# Task 1: Sentence Transformer Implementation

Implement a sentence transformer model using any deep learning framework of your choice. 
This model should be able to encode input sentences into fixed-length embeddings. Test your 
implementation with a few sample sentences and showcase the obtained embeddings. 
Describe any choices you had to make regarding the model architecture outside of the 
transformer backbone. 

In [2]:
import torch
import torch.nn as nn
from transformers import DistilBertModel, DistilBertTokenizer

  from .autonotebook import tqdm as notebook_tqdm


### Implement a sentence transformer model

In [3]:
# Initialize the model and tokenizer
tokenizer = DistilBertTokenizer.from_pretrained("distilbert-base-uncased")
transformer_model = DistilBertModel.from_pretrained("distilbert-base-uncased")

In [4]:
# Sample sentences
sentence = "This is the assessement for sentence transformer implementation. Let's embed this sentence and check the length"
# Tokenize and get embeddings
inputs = tokenizer(sentence, return_tensors="pt")

In [4]:
inputs["input_ids"].shape

torch.Size([1, 24])

For the given query sentence, the tokenizer generates 24 tokens for the transformer backbone .

In [5]:
with torch.no_grad():
    # forward the token ids to the transformer
    transformer_output = transformer_model(**inputs)
    # We select the first token (CLS token) as sentence embedding 
    cls_embedding = transformer_output.last_hidden_state[:, 0, :]  # CLS token
print(f"Sentence: {sentence}")
print(cls_embedding.shape)
print(transformer_output.last_hidden_state)
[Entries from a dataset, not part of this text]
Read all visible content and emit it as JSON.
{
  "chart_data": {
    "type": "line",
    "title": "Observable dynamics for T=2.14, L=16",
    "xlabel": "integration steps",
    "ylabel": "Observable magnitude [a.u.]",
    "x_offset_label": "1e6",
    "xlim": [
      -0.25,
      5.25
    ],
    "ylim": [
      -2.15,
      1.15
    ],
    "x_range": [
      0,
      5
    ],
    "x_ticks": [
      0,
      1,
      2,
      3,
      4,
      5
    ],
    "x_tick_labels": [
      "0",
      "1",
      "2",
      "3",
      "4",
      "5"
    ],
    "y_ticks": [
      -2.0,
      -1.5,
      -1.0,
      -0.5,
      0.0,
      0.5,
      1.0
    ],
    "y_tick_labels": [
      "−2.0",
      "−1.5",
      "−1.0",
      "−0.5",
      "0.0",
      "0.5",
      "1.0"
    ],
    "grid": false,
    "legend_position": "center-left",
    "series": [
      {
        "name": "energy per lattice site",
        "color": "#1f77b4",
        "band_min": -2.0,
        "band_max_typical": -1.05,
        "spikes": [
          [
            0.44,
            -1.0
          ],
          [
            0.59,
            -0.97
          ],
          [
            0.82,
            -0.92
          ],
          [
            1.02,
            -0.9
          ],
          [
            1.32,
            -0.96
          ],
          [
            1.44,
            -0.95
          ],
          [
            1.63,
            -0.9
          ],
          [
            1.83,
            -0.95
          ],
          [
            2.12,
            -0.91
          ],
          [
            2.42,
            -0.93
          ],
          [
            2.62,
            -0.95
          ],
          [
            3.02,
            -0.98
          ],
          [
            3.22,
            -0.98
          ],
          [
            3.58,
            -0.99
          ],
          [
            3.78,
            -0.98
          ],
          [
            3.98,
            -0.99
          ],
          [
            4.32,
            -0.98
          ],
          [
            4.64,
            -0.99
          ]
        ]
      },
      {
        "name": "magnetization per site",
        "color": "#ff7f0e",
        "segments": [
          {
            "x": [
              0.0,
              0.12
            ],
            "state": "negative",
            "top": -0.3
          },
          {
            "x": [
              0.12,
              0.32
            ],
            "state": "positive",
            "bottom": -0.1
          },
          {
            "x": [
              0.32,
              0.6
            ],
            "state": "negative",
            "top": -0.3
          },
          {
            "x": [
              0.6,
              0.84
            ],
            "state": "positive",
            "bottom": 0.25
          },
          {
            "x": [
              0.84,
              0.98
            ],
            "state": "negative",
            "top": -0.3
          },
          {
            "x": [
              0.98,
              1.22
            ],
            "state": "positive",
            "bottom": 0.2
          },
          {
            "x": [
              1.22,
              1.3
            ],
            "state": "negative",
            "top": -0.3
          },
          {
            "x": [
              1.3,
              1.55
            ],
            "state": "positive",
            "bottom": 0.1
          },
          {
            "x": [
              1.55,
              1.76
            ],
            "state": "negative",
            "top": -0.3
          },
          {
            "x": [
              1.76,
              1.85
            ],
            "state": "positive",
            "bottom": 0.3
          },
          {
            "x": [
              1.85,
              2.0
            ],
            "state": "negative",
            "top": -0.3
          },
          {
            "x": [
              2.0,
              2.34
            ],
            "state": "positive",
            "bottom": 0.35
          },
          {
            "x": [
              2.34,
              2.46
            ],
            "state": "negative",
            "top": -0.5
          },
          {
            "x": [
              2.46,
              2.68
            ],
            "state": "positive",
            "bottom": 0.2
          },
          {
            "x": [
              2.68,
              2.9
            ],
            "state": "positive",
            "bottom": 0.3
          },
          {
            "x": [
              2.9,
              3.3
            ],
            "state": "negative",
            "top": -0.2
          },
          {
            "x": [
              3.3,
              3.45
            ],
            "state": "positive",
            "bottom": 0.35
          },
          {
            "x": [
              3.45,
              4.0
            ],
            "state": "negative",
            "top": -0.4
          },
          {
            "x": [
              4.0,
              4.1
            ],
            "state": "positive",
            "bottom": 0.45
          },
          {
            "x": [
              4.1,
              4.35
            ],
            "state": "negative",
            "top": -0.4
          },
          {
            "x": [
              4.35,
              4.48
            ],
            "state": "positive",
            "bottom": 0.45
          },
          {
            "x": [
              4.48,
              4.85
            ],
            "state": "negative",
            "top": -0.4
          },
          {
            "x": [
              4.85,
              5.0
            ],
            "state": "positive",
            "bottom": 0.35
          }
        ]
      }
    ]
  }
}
Sentence: This is the assessement for sentence transformer implementation. Let's embed this sentence and check the length
torch.Size([1, 768])
tensor([[[-0.2685, -0.3769,  0.0627,  ..., -0.0342,  0.0350,  0.6689],
         [-0.5525, -0.4315, -0.1180,  ..., -0.0320,  0.1906,  0.4065],
         [-0.6068, -0.1323,  0.1431,  ...,  0.0917, -0.2161,  0.8538],
         ...,
         [-0.4668, -0.3988,  0.2348,  ...,  0.0157, -0.3578,  0.3923],
         [ 0.3333, -0.3877, -0.0371,  ...,  0.1150, -0.0046,  0.2536],
         [ 0.2240, -0.1058,  0.3084,  ...,  0.3252, -0.8726,  0.1843]]])


This model should be able to encode input sentences into embeddings of length 768.

### Testing the implementation with a few sample sentences

In [6]:
# Sample sentences
sentences = ["I like doing assesements.", 
             "I love doing NLP works!! Is there more??", 
             "I wish to be a AI engineer and make AI products."]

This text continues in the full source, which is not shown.